Llegó en oleadas, lentas e implacables, como las facturas médicas que una vez le llegaron a mi papá.
Al principio, los cambios fueron casi imperceptibles. El banco dejó de llamarme y empezó a llamarla a ella. Corregían las cartas con mi nombre, marcaban las cuentas como en disputa y anotaban las investigaciones en mi expediente. Jenna me enviaba actualizaciones, explicándome con su voz tranquila de abogada qué estaban haciendo los bancos, qué habían ajustado las agencias de crédito y qué protecciones estaban implementadas.
Cada vez que recibía un correo electrónico confirmando que otra cuenta fraudulenta había sido eliminada de mi archivo de crédito, me sentía más liviano, como si estuviera cortando un peso más que había estado arrastrando detrás de mí durante años.
Los llamados de mi mamá, en cambio, se hicieron más fuertes.
Dejó largos mensajes de voz sobre haber hablado con los investigadores, sobre cómo le hacían preguntas que no quería responder, sobre lo humillante que era. Decía cosas como: «Me tratan como a una delincuente, Maddie, como si fuera una estafadora. Siempre he ayudado a la gente. Soy una buena persona. Lo sabes».
Escuché esos mensajes exactamente una vez cada uno y luego los archivé. Por primera vez en mi vida, dejé que su incomodidad siguiera siendo su problema.
El tono de mi hermana también cambió. Al principio, me decía que exageraba, que estaba complicando las cosas más de lo necesario. Pero a medida que pasaban las semanas y las tarjetas dejaban de funcionar y los viajes dejaban de ocurrir, la realidad también empezó a alcanzarla.
Una noche, unos dos meses después de mi llegada a Las Vegas, me llamó en lugar de dejarme un mensaje. Para entonces, ya estaba de vuelta en Dubái, terminando la última parte de mi contrato tras un viaje rápido a Estados Unidos para firmar los papeles y conocer a Jenna en persona.
Casi dejo que la llamada vaya al buzón de voz, pero algo me hizo deslizar el dedo para responder.
"Hola", dijo, y por una vez sonó como la niña que se metía en mi cama durante las tormentas, no como la influencer que cuidaba su vida para desconocidos. "Oí que estabas en la ciudad. No viniste".
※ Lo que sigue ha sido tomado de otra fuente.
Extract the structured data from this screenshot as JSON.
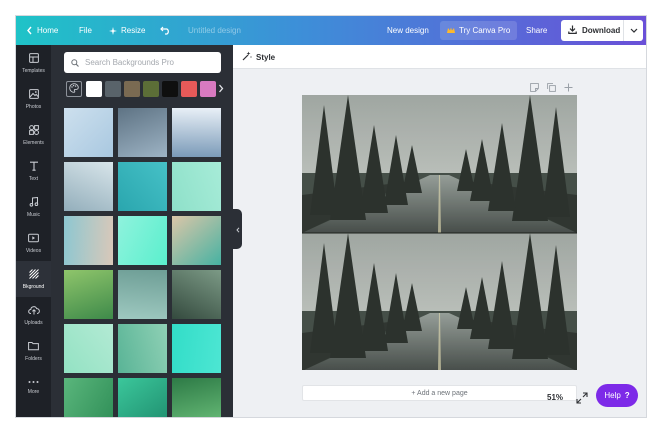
{
  "topbar": {
    "home_label": "Home",
    "file_label": "File",
    "resize_label": "Resize",
    "design_title": "Untitled design",
    "new_design_label": "New design",
    "pro_label": "Try Canva Pro",
    "share_label": "Share",
    "download_label": "Download"
  },
  "nav": {
    "items": [
      {
        "label": "Templates",
        "icon": "templates-icon"
      },
      {
        "label": "Photos",
        "icon": "photos-icon"
      },
      {
        "label": "Elements",
        "icon": "elements-icon"
      },
      {
        "label": "Text",
        "icon": "text-icon"
      },
      {
        "label": "Music",
        "icon": "music-icon"
      },
      {
        "label": "Videos",
        "icon": "videos-icon"
      },
      {
        "label": "Bkground",
        "icon": "background-icon"
      },
      {
        "label": "Uploads",
        "icon": "uploads-icon"
      },
      {
        "label": "Folders",
        "icon": "folders-icon"
      },
      {
        "label": "More",
        "icon": "more-icon"
      }
    ],
    "active_index": 6
  },
  "panel": {
    "search_placeholder": "Search Backgrounds Pro",
    "swatches": [
      "#ffffff",
      "#59636a",
      "#7a6a52",
      "#5c6e37",
      "#0f0f0f",
      "#e75a59",
      "#d87ac0"
    ],
    "thumbnails": [
      {
        "colors": [
          "#cde0ee",
          "#a9c8e0"
        ]
      },
      {
        "colors": [
          "#5e7384",
          "#9db3c4"
        ]
      },
      {
        "colors": [
          "#e9f0f7",
          "#7a9ab8"
        ]
      },
      {
        "colors": [
          "#d8e5ea",
          "#93aebb"
        ]
      },
      {
        "colors": [
          "#46c1c7",
          "#2aa6ae"
        ]
      },
      {
        "colors": [
          "#a7ecd8",
          "#8ee0c9"
        ]
      },
      {
        "colors": [
          "#d9c8b9",
          "#8dc7d1"
        ]
      },
      {
        "colors": [
          "#5aefcd",
          "#8ff3dd"
        ]
      },
      {
        "colors": [
          "#46b2a2",
          "#dcc6a8"
        ]
      },
      {
        "colors": [
          "#3e8a4a",
          "#8fc56b"
        ]
      },
      {
        "colors": [
          "#9ec9c0",
          "#6e9e96"
        ]
      },
      {
        "colors": [
          "#344a3e",
          "#7c9a86"
        ]
      },
      {
        "colors": [
          "#93e2c3",
          "#b3ead4"
        ]
      },
      {
        "colors": [
          "#59b496",
          "#8fd0b5"
        ]
      },
      {
        "colors": [
          "#32ddc8",
          "#4de6d3"
        ]
      },
      {
        "colors": [
          "#5ab67c",
          "#2f8e57"
        ]
      },
      {
        "colors": [
          "#3bc79b",
          "#1f8d6e"
        ]
      },
      {
        "colors": [
          "#2d7a46",
          "#6bbf7a"
        ]
      }
    ]
  },
  "editor": {
    "style_label": "Style",
    "add_page_label": "+ Add a new page",
    "zoom_label": "51%",
    "help_label": "Help",
    "help_mark": "?"
  }
}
La culpa intentó arreciar, pero la contuve. Llevaba tres días en Las Vegas. En esos tres días, me senté en una pequeña oficina con Jenna, firmé declaraciones juradas, presté declaración a un detective que apenas parecía tener edad para alquilar un coche y pasé por delante de la casa donde crecí sin entrar.
Había visto el coche de mi madre en la entrada, había visto las cortinas moverse como si alguien me estuviera observando desde atrás. Seguí caminando.
—Lo sé —dije—. Estuve allí en las reuniones.